Abad insisted that the proposed General Appropriations Act of 2015 was a “rational budget” designed to reduce poverty, grow the economy and promote governance.
This has been the principle behind the annual budgets the Aquino administration has been submitting to Congress since 2011, he said.
Sen. Miriam Defensor-Santiago had claimed that the 2015 budget was designed in such a way that more money was allotted to President Aquino’s allies and government departments that were “viewed as crucial to the end results of the elections.”
Misappropriated item
For instance, she said, in the P104.5-billion budget of the Department of Interior and Local Government, there is an item for a water service, a function that belongs to the National Irrigation Administration.
Liberal Party secretary general Senen Sarmiento has explained that funding for water services was in no way related to irrigation.
The Salintubig project is designed to improve health sanitation and provide water to rural communities in accordance with the Millennium Development Goals, he explained.
In a recent privilege speech, Santiago claimed that the 2015 budget contained some P37.3-billion in pork barrel-like funds. Further, she said, it gave the administration a loophole whereby any budget item could be declared as savings at any time.
House and Senate members of the bicameral conference committee met last week to reconcile their versions of the budget measure, including redefining savings, to address concerns like Santiago’s.
Savings defined
The lawmakers agreed on a definition of savings that would allow a government agency to declare and use them only after satisfying certain conditions, and if the savings did not result from the agency’s fault or negligence.

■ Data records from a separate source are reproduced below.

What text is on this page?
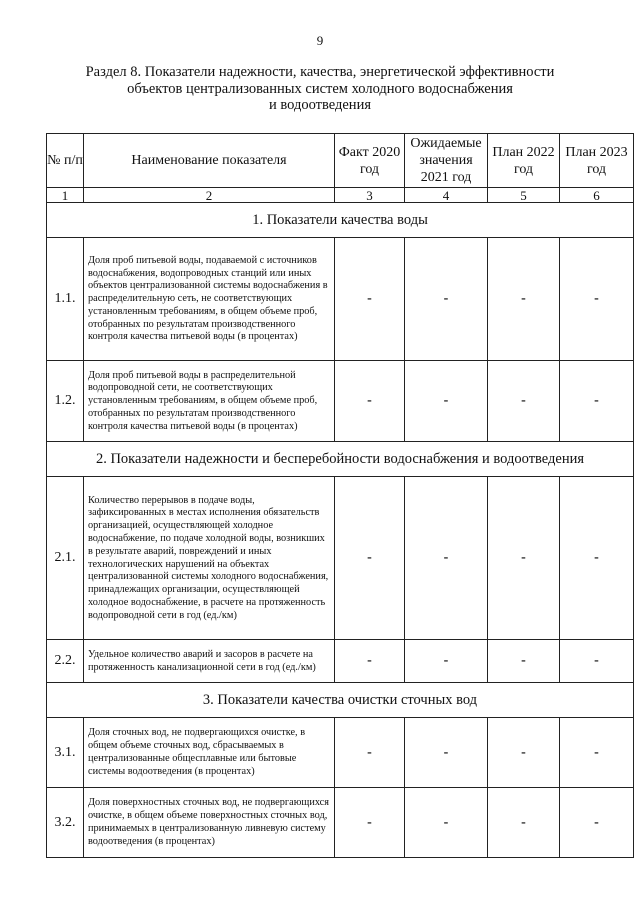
9
Раздел 8. Показатели надежности, качества, энергетической эффективности
объектов централизованных систем холодного водоснабжения
и водоотведения
№ п/п	Наименование показателя	Факт 2020 год	Ожидаемые значения 2021 год	План 2022 год	План 2023 год
1	2	3	4	5	6
1. Показатели качества воды					
1.1.	Доля проб питьевой воды, подаваемой с источников водоснабжения, водопроводных станций или иных объектов централизованной системы водоснабжения в распределительную сеть, не соответствующих установленным требованиям, в общем объеме проб, отобранных по результатам производственного контроля качества питьевой воды (в процентах)	-	-	-	-
1.2.	Доля проб питьевой воды в распределительной водопроводной сети, не соответствующих установленным требованиям, в общем объеме проб, отобранных по результатам производственного контроля качества питьевой воды (в процентах)	-	-	-	-
2. Показатели надежности и бесперебойности водоснабжения и водоотведения					
2.1.	Количество перерывов в подаче воды, зафиксированных в местах исполнения обязательств организацией, осуществляющей холодное водоснабжение, по подаче холодной воды, возникших в результате аварий, повреждений и иных технологических нарушений на объектах централизованной системы холодного водоснабжения, принадлежащих организации, осуществляющей холодное водоснабжение, в расчете на протяженность водопроводной сети в год (ед./км)	-	-	-	-
2.2.	Удельное количество аварий и засоров в расчете на протяженность канализационной сети в год (ед./км)	-	-	-	-
3. Показатели качества очистки сточных вод					
3.1.	Доля сточных вод, не подвергающихся очистке, в общем объеме сточных вод, сбрасываемых в централизованные общесплавные или бытовые системы водоотведения (в процентах)	-	-	-	-
3.2.	Доля поверхностных сточных вод, не подвергающихся очистке, в общем объеме поверхностных сточных вод, принимаемых в централизованную ливневую систему водоотведения (в процентах)	-	-	-	-
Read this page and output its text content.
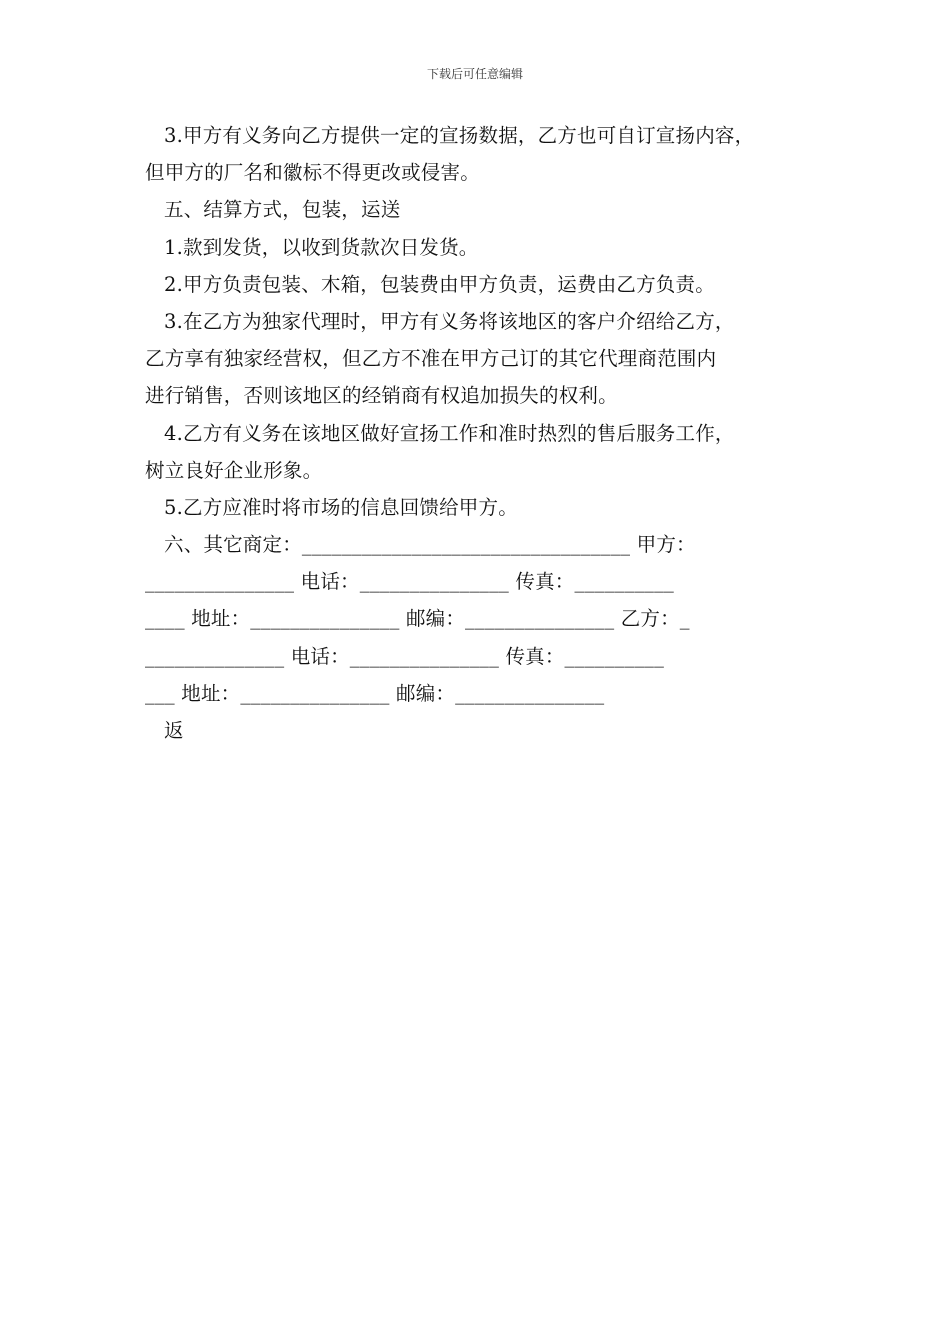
下载后可任意编辑
3.甲方有义务向乙方提供一定的宣扬数据，乙方也可自订宣扬内容，
但甲方的厂名和徽标不得更改或侵害。
五、结算方式，包装，运送
1.款到发货，以收到货款次日发货。
2.甲方负责包装、木箱，包装费由甲方负责，运费由乙方负责。
3.在乙方为独家代理时，甲方有义务将该地区的客户介绍给乙方，
乙方享有独家经营权，但乙方不准在甲方己订的其它代理商范围内
进行销售，否则该地区的经销商有权追加损失的权利。
4.乙方有义务在该地区做好宣扬工作和准时热烈的售后服务工作，
树立良好企业形象。
5.乙方应准时将市场的信息回馈给甲方。
六、其它商定：_________________________________ 甲方：
_______________ 电话：_______________ 传真：__________
____ 地址：_______________ 邮编：_______________ 乙方：_
______________ 电话：_______________ 传真：__________
___ 地址：_______________ 邮编：_______________
返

They said this complied with the Supreme Court ruling declaring unconstitutional some parts of Malacañang’s Disbursement Acceleration Program, ostensibly a stimulus economic program to accelerate government spending but which the high court deemed as encroaching on the Congress’ “power of the purse.”
The panel is set to meet again on Monday to approve the reconciled version.
“The staff are still ironing out the conflicting amounts and provisions,” said Sen. Francis Escudero, the chair of the Senate bicam panel and finance committee.